Let's take a look at how many arrests the players on the New York Jets have accumulated in the past thirteen years.

Jim McIsaac

If you haven't heard, Alfonzo Dennard, a cornerback for the New England Patriots, was found guilty today of assaulting a police officer and resisting arrest. He faces up to six years in prison. Yesterday, Da'Quan Bowers, a defensive end for the Tampa Bay Buccaneers, was arrested for possessing a loaded gun at LaGuardia Airport. Both are felonies.

The reason I bring this up is that it is a corollary to the widespread concept that the New York Jets are perpetually a circus.
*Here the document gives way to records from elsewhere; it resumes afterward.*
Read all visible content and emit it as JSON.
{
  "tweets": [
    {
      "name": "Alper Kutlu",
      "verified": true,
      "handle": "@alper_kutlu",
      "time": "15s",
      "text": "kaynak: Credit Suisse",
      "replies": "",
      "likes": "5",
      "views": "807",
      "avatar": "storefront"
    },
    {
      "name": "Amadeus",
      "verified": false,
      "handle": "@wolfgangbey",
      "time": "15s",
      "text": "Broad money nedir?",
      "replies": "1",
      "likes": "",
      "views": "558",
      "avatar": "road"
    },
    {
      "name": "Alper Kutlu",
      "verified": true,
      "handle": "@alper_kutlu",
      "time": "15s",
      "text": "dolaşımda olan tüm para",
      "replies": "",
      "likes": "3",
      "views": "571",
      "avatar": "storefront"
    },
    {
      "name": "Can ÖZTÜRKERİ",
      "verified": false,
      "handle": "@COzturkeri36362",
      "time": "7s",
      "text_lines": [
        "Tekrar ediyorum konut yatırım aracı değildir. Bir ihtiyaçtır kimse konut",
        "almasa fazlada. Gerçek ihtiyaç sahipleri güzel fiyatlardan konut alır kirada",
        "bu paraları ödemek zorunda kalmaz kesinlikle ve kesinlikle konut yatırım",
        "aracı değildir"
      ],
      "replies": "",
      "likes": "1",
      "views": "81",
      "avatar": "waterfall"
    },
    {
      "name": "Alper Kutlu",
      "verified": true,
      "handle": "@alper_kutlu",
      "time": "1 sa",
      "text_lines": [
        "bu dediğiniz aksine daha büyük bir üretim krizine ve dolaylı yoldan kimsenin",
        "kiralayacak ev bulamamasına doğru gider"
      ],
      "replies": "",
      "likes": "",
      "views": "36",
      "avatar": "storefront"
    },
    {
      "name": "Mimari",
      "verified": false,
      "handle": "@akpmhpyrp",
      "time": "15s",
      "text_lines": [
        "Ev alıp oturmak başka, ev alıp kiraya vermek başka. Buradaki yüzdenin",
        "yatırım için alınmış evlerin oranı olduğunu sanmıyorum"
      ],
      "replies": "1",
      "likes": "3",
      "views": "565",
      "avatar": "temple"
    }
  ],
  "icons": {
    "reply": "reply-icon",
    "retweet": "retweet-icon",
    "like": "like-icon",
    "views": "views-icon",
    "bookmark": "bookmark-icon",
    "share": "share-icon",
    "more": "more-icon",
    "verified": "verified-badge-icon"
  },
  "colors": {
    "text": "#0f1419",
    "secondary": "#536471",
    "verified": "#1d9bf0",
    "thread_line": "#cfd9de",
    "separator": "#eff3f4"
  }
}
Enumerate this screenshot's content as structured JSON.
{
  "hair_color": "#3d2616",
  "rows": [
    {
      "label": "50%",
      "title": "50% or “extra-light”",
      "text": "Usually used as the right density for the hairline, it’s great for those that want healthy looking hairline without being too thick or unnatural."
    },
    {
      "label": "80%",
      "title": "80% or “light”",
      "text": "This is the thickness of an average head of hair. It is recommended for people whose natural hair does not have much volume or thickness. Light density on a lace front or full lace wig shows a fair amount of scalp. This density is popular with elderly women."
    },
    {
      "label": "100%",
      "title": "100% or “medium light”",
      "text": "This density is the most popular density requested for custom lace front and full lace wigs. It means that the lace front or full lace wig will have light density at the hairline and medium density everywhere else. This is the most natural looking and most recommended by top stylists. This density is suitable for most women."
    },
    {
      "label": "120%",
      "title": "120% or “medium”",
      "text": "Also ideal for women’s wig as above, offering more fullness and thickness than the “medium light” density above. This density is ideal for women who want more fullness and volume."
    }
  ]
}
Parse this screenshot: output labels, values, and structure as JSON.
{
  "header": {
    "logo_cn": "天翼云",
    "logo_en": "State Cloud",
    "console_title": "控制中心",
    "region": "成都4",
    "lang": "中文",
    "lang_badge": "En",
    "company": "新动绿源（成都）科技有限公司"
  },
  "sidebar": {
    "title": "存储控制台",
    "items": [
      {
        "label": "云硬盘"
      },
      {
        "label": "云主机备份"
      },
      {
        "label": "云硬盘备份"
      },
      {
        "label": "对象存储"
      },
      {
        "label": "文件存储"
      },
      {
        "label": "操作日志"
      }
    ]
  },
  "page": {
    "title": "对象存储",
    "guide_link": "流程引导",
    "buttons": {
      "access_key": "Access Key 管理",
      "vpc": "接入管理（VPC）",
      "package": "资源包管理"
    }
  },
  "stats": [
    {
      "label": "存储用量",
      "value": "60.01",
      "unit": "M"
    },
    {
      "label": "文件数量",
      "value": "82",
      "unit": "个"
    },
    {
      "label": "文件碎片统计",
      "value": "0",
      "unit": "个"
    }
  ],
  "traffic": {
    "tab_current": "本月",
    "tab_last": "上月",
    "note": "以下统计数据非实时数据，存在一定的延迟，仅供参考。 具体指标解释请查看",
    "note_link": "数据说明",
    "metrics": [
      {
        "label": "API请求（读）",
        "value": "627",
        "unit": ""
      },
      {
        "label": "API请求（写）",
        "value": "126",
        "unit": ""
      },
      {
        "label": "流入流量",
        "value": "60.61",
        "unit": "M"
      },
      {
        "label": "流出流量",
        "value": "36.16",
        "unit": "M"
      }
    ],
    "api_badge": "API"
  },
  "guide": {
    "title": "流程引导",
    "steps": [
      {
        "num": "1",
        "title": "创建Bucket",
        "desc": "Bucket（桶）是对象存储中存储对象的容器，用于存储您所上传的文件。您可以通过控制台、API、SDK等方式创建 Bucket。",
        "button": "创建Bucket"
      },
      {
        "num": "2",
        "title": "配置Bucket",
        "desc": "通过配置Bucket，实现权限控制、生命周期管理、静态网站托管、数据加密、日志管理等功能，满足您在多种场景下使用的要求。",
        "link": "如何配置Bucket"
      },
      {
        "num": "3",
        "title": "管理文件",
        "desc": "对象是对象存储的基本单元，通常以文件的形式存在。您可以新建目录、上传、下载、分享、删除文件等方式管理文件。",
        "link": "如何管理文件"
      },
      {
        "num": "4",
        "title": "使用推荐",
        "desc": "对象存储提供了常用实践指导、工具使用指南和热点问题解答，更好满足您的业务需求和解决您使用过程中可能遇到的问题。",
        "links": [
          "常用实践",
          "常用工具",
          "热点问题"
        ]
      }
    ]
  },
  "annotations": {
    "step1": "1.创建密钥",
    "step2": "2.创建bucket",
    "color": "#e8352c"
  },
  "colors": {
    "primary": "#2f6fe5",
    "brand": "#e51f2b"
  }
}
For a variety of reasons that I won't bring up here, it's true, but it's widely perpetuated and exaggerated by the media begging for a story (which I wrote about here).

I'm not going to try and argue that the players on the Jets don't do foolish things off the field, including anonymous sources, media bans, calling other players expletives, etc., however one of interesting way of determining if a team is filled with thugs, lowlifes, or criminals, is by measuring how many arrests they have. For example: The Cincinnati Bengals are continually cited as a team that loves to bring in criminals for players. The Bengals have had 39 arrests among their players since 2000. Source.

By comparison, the Jets have had only nine arrests since 2000, two of which were during the Rex Ryan Era. The always classy Patriots? Fourteen. Our cross-town rivals, the New York Giants? Twelve. In fact, out of all NFL arrests since 2000, the Jets comprise only 1.4% of them. The Jets have the second lowest arrest record in the NFL, one more than the St. Louis Rams, and tied with the Arizona Cardinals and the Houston Texans.